As Jessica Sier writes for EUAustralia, the Thai government has been wrestling with a slowing global demand for its exports, of which Europe is a leading cause:-

As a key strategy, Thailand is looking for new markets.

Although May figures indicate a rise in Thai exports, the Governor of the Bank of Thailand Prasarn Trairatvorakul says the outlook for industry exports is looking at an eventual decline.

Growth in Thailand is expected to reach 8% for 2012, but industries relying heavily on external trade are looking for new markets to sell to.

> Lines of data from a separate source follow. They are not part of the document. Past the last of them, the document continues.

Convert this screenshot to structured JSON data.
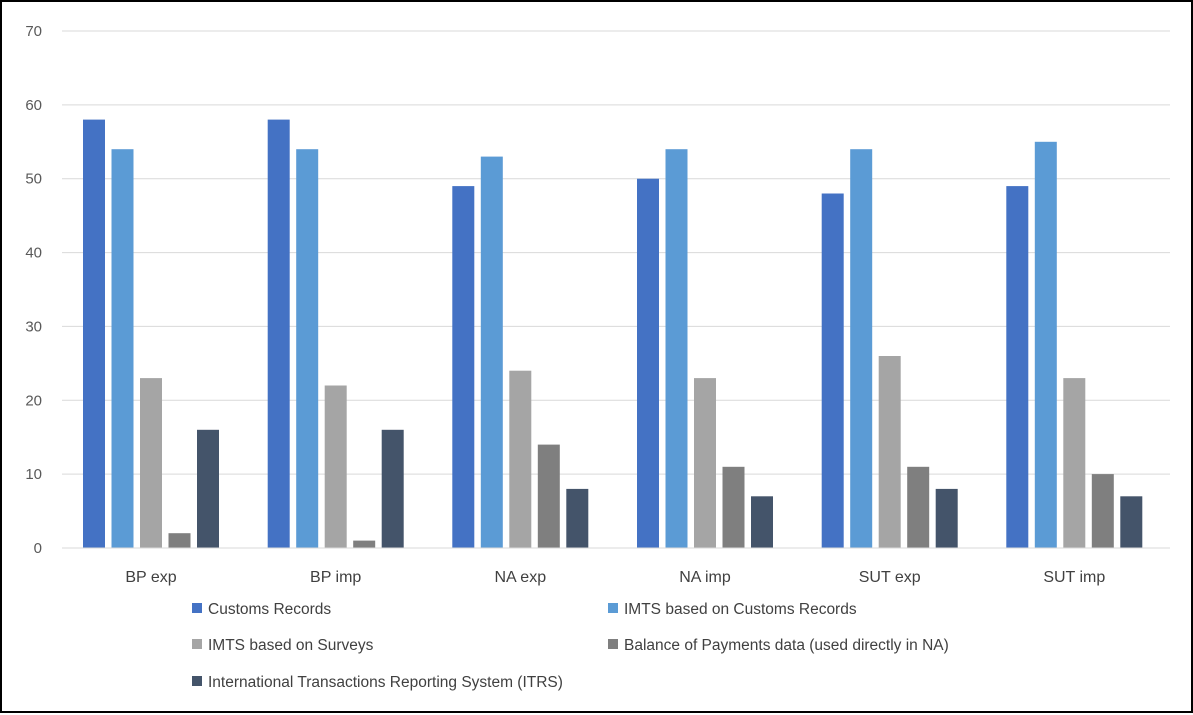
{
  "chart_data": {
    "type": "bar",
    "title": "",
    "xlabel": "",
    "ylabel": "",
    "ylim": [
      0,
      70
    ],
    "yticks": [
      0,
      10,
      20,
      30,
      40,
      50,
      60,
      70
    ],
    "grid": true,
    "legend_position": "bottom",
    "categories": [
      "BP exp",
      "BP imp",
      "NA exp",
      "NA imp",
      "SUT exp",
      "SUT imp"
    ],
    "series": [
      {
        "name": "Customs Records",
        "color": "#4472C4",
        "values": [
          58,
          58,
          49,
          50,
          48,
          49
        ]
      },
      {
        "name": "IMTS based on Customs Records",
        "color": "#5B9BD5",
        "values": [
          54,
          54,
          53,
          54,
          54,
          55
        ]
      },
      {
        "name": "IMTS based on Surveys",
        "color": "#A5A5A5",
        "values": [
          23,
          22,
          24,
          23,
          26,
          23
        ]
      },
      {
        "name": "Balance of Payments data (used directly in NA)",
        "color": "#7F7F7F",
        "values": [
          2,
          1,
          14,
          11,
          11,
          10
        ]
      },
      {
        "name": "International Transactions Reporting System (ITRS)",
        "color": "#44546A",
        "values": [
          16,
          16,
          8,
          7,
          8,
          7
        ]
      }
    ]
  }
}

While it may be easier to export to highly developed countries, markets such as the Middle East and India are looking more attractive as they continue to exhibit a strong purchasing power. Also developing markets such as South America and Africa have potential to be buyers of Thailand’s goods.

Ministers are holding special meetings; on Tuesday those in the finance portfolios attended a session of the cabinet, to  discuss the fall-out on trade, banking and finance.

It makes it harder, that Thailand’s economy is underpinned by sectors that are trade and labour intensive, including textile production and electronics, now experiencing a definite slow-down in demand from Europe, China and the United States.

The European Union is the second largest destination for Thai products, with Thailand exporting €16-billion ($A19.8-billion;, 30.6.12) worth of goods to the EU annually.

After that cabinet meeting on Tuesday, the Permanent Secretary for Finance, Areepong Bhoocha-oom, was quoted in Bangkok media, saying Cyprus’s request for a possible, eventual bail-out of €10-billion (A$12.37-billion) will not have a great direct impact on Thailand, but the country would need to brace for lower demand.

The government he works for says that long-term plans must be put in place to shift the focus of the national economy from production to services.

It has also embarked on a program to mandate a new minimum wage of 300-baht a day (A$10), small by Western standards but very popular in country areas, where pay can be as low as 200-baht.

This goal is a sign of Thailand’s recent rise to middle-income status in its region; and that can be a trap.

Its prices are trending upwards, placing pressure on its competitiveness, especially with the speedy development of countries like Vietnam which have cheaper labour and can be turning out higher quality goods.